2 COMMENT FRANCE DOMAINE A CRAVACHÉ.
L’enquête a encore fait un bond sur la manière dont le fonctionnaire de la direction de France Domaine dans l’Oise - « une administration irréprochable », selon Éric Woerth - a pu en arriver à ce prix de 2,5 millions. Il suffisait de gommer les somptueux bâtiments anglo-normands qui font tout le charme et la richesse de l’hippodrome, et de ramener le nombre de courses par saison de 20 à 8… Cravachant toujours plus fort, cet agent à l’œil expert a encore réduit d’un coup de plume quelque 60 000 € de son estimation, pour pouvoir présenter un chiffre rond. Tout ça en quatre jours, sans s’être déplacé une seule fois.
3 SAUTS D’OBSTACLES.
Parmi leurs nombreuses trouvailles, les enquêteurs sont aussi tombés sur ce mail du responsable de la mission interministérielle de valorisation du patrimoine immobilier de l’État à l’une de ses collaboratrices le 9 décembre 2009 : « Il faudrait que la trésorerie générale de l’Oise ne se pose pas de questions superflues »… Comme savoir si France Domaine a pris en compte pour son estimation une disposition du plan local d’urbanisme qui prévoit que les zones construites pourront être agrandies de 15% ? « Le problème de l’Oise revêt une acuité particulière », expliquait en tout cas ce même responsable de la vente des biens de l’État dans une note au directeur de France-Domaine.
4 MARINI À LA BAGUETTE ?
Le sénateur-maire de Compiègne, Philippe Marini, a-t-il fait des pieds et des mains ? On peut se le demander. Le 26 novembre 2009, le directeur de cabinet de l’ex-ministre du Budget prévient par écrit le ministère de l’Agriculture qu’une remise en cause de la vente en faveur d’Antoine Gilibert, président de la société des courses de Compiègne, « provoquerait une forte réaction du sénateur-maire qui soutient le projet. » Réponse de l’intéressé : « Dans les ministères, on connaît le caractère de Marini qui n’aime pas que les affaires tournent en rond. Mais je ne suis jamais intervenu pour peser sur la décision. Absolument jamais. » Pourquoi alors ce mail ? « Simple supposition de son auteur », affirme Marini.

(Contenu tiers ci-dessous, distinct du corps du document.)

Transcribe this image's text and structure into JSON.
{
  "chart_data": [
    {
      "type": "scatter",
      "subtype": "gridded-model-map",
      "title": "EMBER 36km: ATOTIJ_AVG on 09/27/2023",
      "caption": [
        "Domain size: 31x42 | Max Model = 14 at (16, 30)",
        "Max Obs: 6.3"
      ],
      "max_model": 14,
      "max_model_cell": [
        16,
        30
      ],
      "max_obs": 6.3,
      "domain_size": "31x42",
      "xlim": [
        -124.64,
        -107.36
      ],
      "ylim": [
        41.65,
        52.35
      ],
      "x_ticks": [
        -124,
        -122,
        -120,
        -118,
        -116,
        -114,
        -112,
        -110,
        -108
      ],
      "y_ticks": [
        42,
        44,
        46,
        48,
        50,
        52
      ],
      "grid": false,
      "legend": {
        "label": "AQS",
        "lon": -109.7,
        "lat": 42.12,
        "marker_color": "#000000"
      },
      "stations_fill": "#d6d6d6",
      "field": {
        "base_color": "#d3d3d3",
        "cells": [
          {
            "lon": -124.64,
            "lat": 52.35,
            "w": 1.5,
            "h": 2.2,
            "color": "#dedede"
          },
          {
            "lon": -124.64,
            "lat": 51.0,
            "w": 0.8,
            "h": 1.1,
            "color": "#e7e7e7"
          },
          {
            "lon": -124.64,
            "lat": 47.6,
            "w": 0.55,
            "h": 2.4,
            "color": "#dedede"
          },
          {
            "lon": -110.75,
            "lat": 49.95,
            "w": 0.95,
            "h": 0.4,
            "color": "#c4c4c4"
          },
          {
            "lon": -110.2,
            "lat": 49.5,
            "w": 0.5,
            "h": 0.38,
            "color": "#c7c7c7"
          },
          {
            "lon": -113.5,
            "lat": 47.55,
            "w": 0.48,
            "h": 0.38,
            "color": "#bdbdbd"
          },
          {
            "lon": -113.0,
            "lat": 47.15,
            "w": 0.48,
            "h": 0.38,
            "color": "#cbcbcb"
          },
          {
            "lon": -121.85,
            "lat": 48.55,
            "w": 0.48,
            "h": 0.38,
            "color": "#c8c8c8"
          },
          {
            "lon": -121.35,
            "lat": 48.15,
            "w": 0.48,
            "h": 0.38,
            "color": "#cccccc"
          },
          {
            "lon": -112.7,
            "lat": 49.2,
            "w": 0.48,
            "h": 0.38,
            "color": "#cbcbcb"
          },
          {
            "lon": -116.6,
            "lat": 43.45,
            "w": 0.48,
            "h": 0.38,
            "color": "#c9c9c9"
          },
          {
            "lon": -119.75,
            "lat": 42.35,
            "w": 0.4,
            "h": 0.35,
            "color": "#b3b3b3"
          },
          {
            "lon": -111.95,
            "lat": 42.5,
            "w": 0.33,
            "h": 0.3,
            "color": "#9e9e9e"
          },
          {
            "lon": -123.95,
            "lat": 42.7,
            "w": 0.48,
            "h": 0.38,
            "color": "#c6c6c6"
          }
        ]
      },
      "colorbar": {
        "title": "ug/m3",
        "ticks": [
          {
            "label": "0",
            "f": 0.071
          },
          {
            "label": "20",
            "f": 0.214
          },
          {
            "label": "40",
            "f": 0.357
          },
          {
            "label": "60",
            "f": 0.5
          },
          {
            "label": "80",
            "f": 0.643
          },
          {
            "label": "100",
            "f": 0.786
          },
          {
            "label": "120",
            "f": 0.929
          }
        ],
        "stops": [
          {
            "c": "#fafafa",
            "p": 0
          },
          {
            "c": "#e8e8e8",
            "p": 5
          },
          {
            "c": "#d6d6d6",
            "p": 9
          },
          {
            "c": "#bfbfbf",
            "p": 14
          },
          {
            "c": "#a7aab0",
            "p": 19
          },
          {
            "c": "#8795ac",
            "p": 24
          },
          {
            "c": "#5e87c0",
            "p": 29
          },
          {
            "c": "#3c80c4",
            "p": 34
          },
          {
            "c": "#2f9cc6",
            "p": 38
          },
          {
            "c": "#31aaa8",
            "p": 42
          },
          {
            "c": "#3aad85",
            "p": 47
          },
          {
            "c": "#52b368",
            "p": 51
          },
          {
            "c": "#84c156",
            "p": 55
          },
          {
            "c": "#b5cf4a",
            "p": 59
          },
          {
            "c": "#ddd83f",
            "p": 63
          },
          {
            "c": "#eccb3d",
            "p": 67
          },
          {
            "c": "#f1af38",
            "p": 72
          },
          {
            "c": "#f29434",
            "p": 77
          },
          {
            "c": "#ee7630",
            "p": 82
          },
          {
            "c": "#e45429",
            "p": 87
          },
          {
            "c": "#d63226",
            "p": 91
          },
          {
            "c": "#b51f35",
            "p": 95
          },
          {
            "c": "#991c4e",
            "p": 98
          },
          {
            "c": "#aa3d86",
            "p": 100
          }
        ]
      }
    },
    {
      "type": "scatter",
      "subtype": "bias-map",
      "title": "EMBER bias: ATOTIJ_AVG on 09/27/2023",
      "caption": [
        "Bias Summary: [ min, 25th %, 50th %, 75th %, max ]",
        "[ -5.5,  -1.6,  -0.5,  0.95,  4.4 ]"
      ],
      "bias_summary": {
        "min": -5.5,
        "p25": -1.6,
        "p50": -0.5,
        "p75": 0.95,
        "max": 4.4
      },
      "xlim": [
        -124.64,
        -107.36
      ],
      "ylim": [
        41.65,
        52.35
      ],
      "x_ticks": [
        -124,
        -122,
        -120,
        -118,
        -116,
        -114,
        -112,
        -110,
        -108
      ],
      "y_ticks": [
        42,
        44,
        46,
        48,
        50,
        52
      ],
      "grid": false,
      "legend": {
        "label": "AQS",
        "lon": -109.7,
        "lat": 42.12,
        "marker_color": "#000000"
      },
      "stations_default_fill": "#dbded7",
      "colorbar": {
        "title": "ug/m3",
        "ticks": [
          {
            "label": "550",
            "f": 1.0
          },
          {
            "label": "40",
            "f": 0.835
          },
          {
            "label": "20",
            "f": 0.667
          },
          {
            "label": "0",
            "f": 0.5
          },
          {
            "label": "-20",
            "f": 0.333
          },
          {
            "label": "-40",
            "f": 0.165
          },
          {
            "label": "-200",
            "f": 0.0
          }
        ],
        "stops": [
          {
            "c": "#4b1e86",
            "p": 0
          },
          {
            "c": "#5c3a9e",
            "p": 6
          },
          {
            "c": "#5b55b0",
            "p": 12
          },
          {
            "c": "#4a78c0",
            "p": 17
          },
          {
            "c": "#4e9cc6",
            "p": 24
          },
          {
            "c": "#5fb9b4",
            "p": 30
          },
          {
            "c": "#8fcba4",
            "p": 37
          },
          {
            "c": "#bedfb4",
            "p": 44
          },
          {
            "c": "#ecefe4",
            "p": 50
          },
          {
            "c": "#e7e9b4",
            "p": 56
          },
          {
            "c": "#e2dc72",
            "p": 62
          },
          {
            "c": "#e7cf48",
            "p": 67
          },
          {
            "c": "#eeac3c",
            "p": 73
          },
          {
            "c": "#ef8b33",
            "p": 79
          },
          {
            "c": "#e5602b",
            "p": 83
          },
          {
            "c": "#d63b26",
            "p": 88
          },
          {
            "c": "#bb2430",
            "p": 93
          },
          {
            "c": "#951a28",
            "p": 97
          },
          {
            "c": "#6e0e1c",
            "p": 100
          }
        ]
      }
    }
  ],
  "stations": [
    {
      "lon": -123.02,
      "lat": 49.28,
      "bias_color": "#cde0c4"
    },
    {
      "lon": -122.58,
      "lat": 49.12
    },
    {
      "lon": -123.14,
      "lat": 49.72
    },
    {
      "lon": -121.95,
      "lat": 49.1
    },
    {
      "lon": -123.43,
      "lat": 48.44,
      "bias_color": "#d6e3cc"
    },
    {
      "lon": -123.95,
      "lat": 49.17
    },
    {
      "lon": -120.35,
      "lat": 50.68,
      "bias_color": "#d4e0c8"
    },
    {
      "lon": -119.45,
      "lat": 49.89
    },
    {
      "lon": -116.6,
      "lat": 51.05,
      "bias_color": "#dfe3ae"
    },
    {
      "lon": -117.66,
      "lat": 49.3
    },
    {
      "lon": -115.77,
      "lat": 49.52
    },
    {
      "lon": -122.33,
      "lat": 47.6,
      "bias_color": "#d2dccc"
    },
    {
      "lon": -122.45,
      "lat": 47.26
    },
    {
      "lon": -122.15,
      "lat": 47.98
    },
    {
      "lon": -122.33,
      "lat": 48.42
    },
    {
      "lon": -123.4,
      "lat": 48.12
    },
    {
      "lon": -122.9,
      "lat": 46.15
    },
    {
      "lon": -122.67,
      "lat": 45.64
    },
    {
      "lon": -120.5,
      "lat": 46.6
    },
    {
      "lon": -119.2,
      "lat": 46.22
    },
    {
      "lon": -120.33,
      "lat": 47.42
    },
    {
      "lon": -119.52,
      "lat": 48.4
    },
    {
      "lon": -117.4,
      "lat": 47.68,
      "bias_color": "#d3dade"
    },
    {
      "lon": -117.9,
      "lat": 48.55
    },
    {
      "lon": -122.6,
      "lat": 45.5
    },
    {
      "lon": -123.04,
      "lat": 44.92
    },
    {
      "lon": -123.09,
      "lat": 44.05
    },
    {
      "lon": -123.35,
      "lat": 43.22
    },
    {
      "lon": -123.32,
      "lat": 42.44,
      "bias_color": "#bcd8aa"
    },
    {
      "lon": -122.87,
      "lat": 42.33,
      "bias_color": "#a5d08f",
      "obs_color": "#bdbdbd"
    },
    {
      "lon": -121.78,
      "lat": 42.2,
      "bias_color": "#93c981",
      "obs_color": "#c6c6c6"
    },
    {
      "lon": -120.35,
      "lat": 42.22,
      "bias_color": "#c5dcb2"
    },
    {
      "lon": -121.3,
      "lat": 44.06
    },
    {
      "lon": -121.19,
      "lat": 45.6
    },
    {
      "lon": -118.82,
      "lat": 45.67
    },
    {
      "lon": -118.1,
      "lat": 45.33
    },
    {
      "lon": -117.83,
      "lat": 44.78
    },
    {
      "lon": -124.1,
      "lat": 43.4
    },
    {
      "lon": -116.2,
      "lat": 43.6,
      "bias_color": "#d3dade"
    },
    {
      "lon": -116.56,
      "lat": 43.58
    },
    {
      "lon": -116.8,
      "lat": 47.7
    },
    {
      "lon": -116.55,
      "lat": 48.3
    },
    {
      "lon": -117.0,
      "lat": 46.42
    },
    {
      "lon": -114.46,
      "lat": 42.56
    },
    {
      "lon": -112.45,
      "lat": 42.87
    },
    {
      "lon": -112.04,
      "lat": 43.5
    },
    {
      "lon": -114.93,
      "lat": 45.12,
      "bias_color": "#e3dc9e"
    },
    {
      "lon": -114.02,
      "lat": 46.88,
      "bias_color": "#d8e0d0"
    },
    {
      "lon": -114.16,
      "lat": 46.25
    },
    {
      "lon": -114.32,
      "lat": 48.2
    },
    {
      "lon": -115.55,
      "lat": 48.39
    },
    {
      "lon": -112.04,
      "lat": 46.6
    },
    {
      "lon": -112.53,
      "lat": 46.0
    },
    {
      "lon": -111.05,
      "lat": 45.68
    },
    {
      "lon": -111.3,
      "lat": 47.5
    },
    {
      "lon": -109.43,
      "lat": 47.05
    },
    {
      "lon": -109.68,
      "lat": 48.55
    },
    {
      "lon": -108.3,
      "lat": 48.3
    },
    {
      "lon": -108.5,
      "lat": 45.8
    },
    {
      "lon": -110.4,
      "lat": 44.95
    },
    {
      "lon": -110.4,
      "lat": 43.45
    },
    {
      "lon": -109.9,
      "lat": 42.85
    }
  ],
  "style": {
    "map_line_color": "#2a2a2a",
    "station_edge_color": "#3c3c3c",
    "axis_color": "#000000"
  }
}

5 MARINI-GILIBERT, UN ATTELAGE INDÉFECTIBLE.
S’il est un point sur lequel Philippe Marini a bien pesé, c’est celui de la désignation des grands électeurs « supplémentaires » (des non-élus) appelés à voter pour lui aux sénatoriales. Le 17 juin, sa majorité municipale a désigné Antoine Gilibert, ainsi que Jean Kerfourn, administrateur de la société des courses, et Monique Marini, sa femme. « Gilibert avait déjà été nommé en 1992 et en 2001 », se défend Philippe Marini.